The onset of COVID-19 occurred amid rapid changes and uncertainty in the global and regional geopolitical outlook. Asialink, alongside the Centre for Indonesian Law, Islam and Society and Queen’s College, hosted a webinar to discuss how COVID-19, and the changes it engendered, would effect Australian and Indonesian policy toward the region and one another.

Early in 2020, Australia and Indonesia celebrated the 70th anniversary of the appointment of diplomat John Hood as Canberra’s first ambassador to Jakarta and newly re-elected Indonesian President Joko Widodo made a highly successful visit to Canberra. As the COVID-19 pandemic spread globally, however, it became increasingly obvious that it was altering the fabric of the international system, and re-shaping the challenges faced by Australia and Indonesia.

Asialink, Queen’s College, and the Centre for Indonesian Law, Islam and Society at the University of Melbourne convened an online webinar in October 2020 to explore how the two nations could navigate an increasingly uncertain future.

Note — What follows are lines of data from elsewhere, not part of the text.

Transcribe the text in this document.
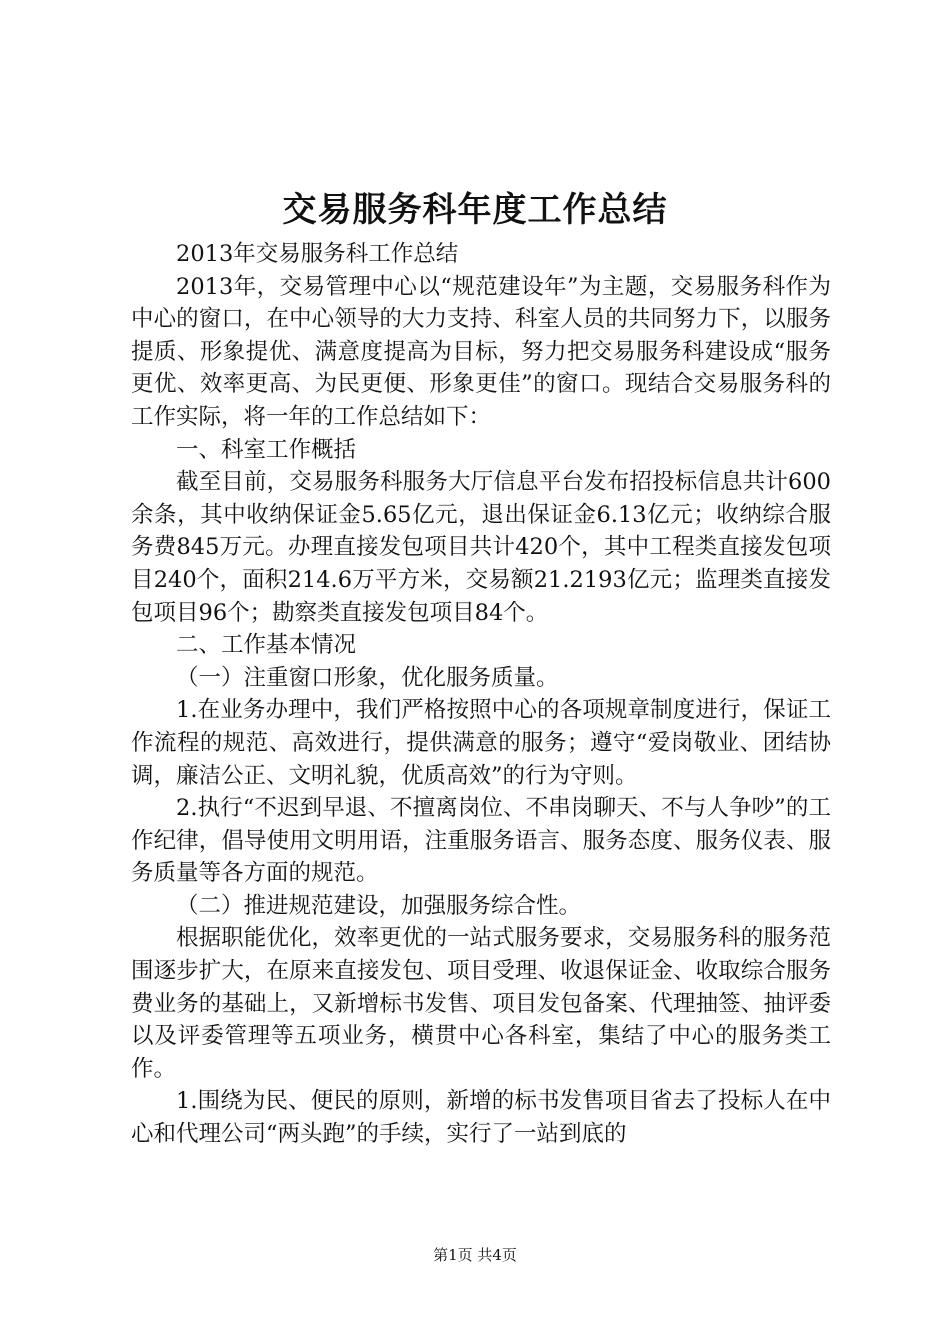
交易服务科年度工作总结

2013年交易服务科工作总结

2013年，交易管理中心以“规范建设年”为主题，交易服务科作为中心的窗口，在中心领导的大力支持、科室人员的共同努力下，以服务提质、形象提优、满意度提高为目标，努力把交易服务科建设成“服务更优、效率更高、为民更便、形象更佳”的窗口。现结合交易服务科的工作实际，将一年的工作总结如下：

一、科室工作概括

截至目前，交易服务科服务大厅信息平台发布招投标信息共计600余条，其中收纳保证金5.65亿元，退出保证金6.13亿元；收纳综合服务费845万元。办理直接发包项目共计420个，其中工程类直接发包项目240个，面积214.6万平方米，交易额21.2193亿元；监理类直接发包项目96个；勘察类直接发包项目84个。

二、工作基本情况

（一）注重窗口形象，优化服务质量。

1.在业务办理中，我们严格按照中心的各项规章制度进行，保证工作流程的规范、高效进行，提供满意的服务；遵守“爱岗敬业、团结协调，廉洁公正、文明礼貌，优质高效”的行为守则。

2.执行“不迟到早退、不擅离岗位、不串岗聊天、不与人争吵”的工作纪律，倡导使用文明用语，注重服务语言、服务态度、服务仪表、服务质量等各方面的规范。

（二）推进规范建设，加强服务综合性。

根据职能优化，效率更优的一站式服务要求，交易服务科的服务范围逐步扩大，在原来直接发包、项目受理、收退保证金、收取综合服务费业务的基础上，又新增标书发售、项目发包备案、代理抽签、抽评委以及评委管理等五项业务，横贯中心各科室，集结了中心的服务类工作。

1.围绕为民、便民的原则，新增的标书发售项目省去了投标人在中心和代理公司“两头跑”的手续，实行了一站到底的

第1页 共4页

The chief questions explored were;

  • Will COVID-19 accelerate or displace existing geopolitical and economic trends?
  • What are the prospects for cooperation through regional institutions in responding to those challenges?
  • How can Indonesia and Australia work more closely together to achieve common aims in the new international environment and support each other’s emergence from the crisis?
  • Beyond the COVID-19 crisis, what are the opportunities for Australia and Indonesia to exercise greater middle-power leadership within regional and global economic and political institutions?

The event included the valued perspectives of Indonesia’s Ambassador to Australia, Kristiarto Legowo, and Australia’s Ambassador to Indonesia, Gary Quinlan AO, as well as former ambassadors Teuku Mohammad Hamzah Thayeb and John McCarthy AO, and a wide variety of voices from the private sector, academia, and think tanks.